Draw V Fractal
Draw an L-system V-curve (F → F+F-F-F+F, 45°, dim ≈ 1.084). NOT the Lévy C curve. Free, offline, client-side, instant, secure.
Renders an L-system curve with axiom F, rule F → F+F-F-F+F, 45° turns.
Each F substitutes into 5 F's, so iter N has 5ᴺ segments. Honest box-counting
dimension log(5)/log(3+√2) ≈ 1.084. This is NOT the Lévy C curve -
see the FAQ for what it actually is.
How to Use Draw V Fractal
- Pick iterations (1-7). Each iteration replaces every F with 5 F's, so total segments =
5ᴺ. Iter 4 = 625; iter 7 = 78,125. - Set segment length (5-50 px). The tool auto-scales to fit canvas.
- Pick canvas size, colors, and line width. A toast warns if the line color is too close to the background.
- Optionally enable symmetry colors (alternates indigo/cyan per segment) or depth shading (gradient by recursion depth).
- Click Draw Fractal or press Ctrl/Cmd + Enter. Iter 6+ shows a non-blocking time estimate.
- Copy or download the PNG. Filename encodes iteration.
Frequently Asked Questions
Is this the Lévy C curve?
No. The classical Lévy C curve, introduced by Paul Lévy in 1938 (Les courbes planes ou gauches et les surfaces composées de parties semblables au tout), uses the L-system axiom F with rule F → +F–F+ – that is 2 F’s per substitution, not 5. The Lévy C curve is space-filling (dim 2.0). This tool’s 5-F rule produces a completely different figure with dim around 1.084. The name “Lévy C curve” was attached to this tool by mistake in the original docs and has been removed.
What is the fractal dimension?
The honest box-counting dimension is log(5) divided by log(3 + √2), which works out to about 1.084. Derivation: one application of the rule F → F+F-F-F+F, starting at the origin heading up, traces 5 unit-length segments ending at (0, 3 + √2) ≈ (0, 4.414). So one F is replaced by 5 sub-F’s covering a diameter ratio of 4.414. The Moran-style similarity dimension is therefore log 5 / log 4.414 ≈ 1.084. An older version of the code returned log(5) / log(√2) ≈ 4.6438 – which is mathematically impossible in 2D (dim cannot exceed 2). An older version of the FAQ separately claimed “≈ 1.9340” – that figure has no clear derivation and may have been borrowed from a different fractal. Both old numbers were wrong; the current value reflects the actual geometry of this L-system.
How many segments at iteration N?
Exactly 5 to the N. Iter 1 = 5; iter 4 = 625; iter 7 = 78,125. An older version of the spec said “iter 1 = 3 segments” – that contradicted the FAQ (which correctly said 5) and the code. The code has always produced 5ᴺ; the spec is now consistent.

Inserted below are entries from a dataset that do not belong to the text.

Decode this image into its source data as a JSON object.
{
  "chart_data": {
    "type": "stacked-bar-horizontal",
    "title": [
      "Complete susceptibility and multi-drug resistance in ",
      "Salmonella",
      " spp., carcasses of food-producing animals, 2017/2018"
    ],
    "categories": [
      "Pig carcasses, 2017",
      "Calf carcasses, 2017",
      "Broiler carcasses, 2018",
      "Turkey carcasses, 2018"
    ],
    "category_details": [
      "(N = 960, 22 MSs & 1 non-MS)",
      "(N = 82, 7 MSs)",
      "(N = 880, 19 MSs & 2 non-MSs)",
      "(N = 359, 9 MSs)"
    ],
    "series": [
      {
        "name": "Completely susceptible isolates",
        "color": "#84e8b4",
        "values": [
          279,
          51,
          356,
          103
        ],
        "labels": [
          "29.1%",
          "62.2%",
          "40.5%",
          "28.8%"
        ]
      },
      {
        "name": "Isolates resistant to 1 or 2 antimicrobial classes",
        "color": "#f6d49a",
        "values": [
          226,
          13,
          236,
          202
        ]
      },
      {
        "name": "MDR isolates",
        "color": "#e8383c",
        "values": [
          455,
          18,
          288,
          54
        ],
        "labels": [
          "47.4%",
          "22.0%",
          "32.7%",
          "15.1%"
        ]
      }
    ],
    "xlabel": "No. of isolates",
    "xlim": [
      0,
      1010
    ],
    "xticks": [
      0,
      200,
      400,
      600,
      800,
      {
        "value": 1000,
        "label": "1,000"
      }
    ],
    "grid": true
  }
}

Why is the figure so “branchy” and not space-filling?
Because the L-system stretches forward each iteration: the rule’s expansion covers 4.414 units while replacing what was 1 unit, so the curve elongates. With dim around 1.084 (only slightly above 1.0), the curve is almost line-like – it has thin “branches” rather than filling area densely.
What do the symmetry and depth-shading toggles show?
Symmetry mode alternates indigo and cyan per consecutive segment, which visually pairs up left/right branches generated by the symmetric rule. Depth shading interpolates from the line color toward pink based on a running count of +/− turns (current recursion-depth proxy), so deeper branches appear in warmer color.
Why is iteration limited to 7?
5 to the 7 = 78,125 segments. Iter 8 would be 390,625 – too slow for live exploration in a typical browser. Iter 7 is already at the edge; the tool gives a non-blocking time estimate before running it.
Is anything sent to a server?
No. The tool loads three static files (HTML, CSS, JS) and then runs entirely in your browser – L-system expansion, drawing, PNG export, clipboard copy. You can disconnect from the internet after the page loads. No analytics, no tracking, no cookies.
Is this tool free?
Yes – free, unlimited, no signup, no watermark. Use the PNGs in lectures, papers, blog posts, or art freely. Attribution to is appreciated but not required.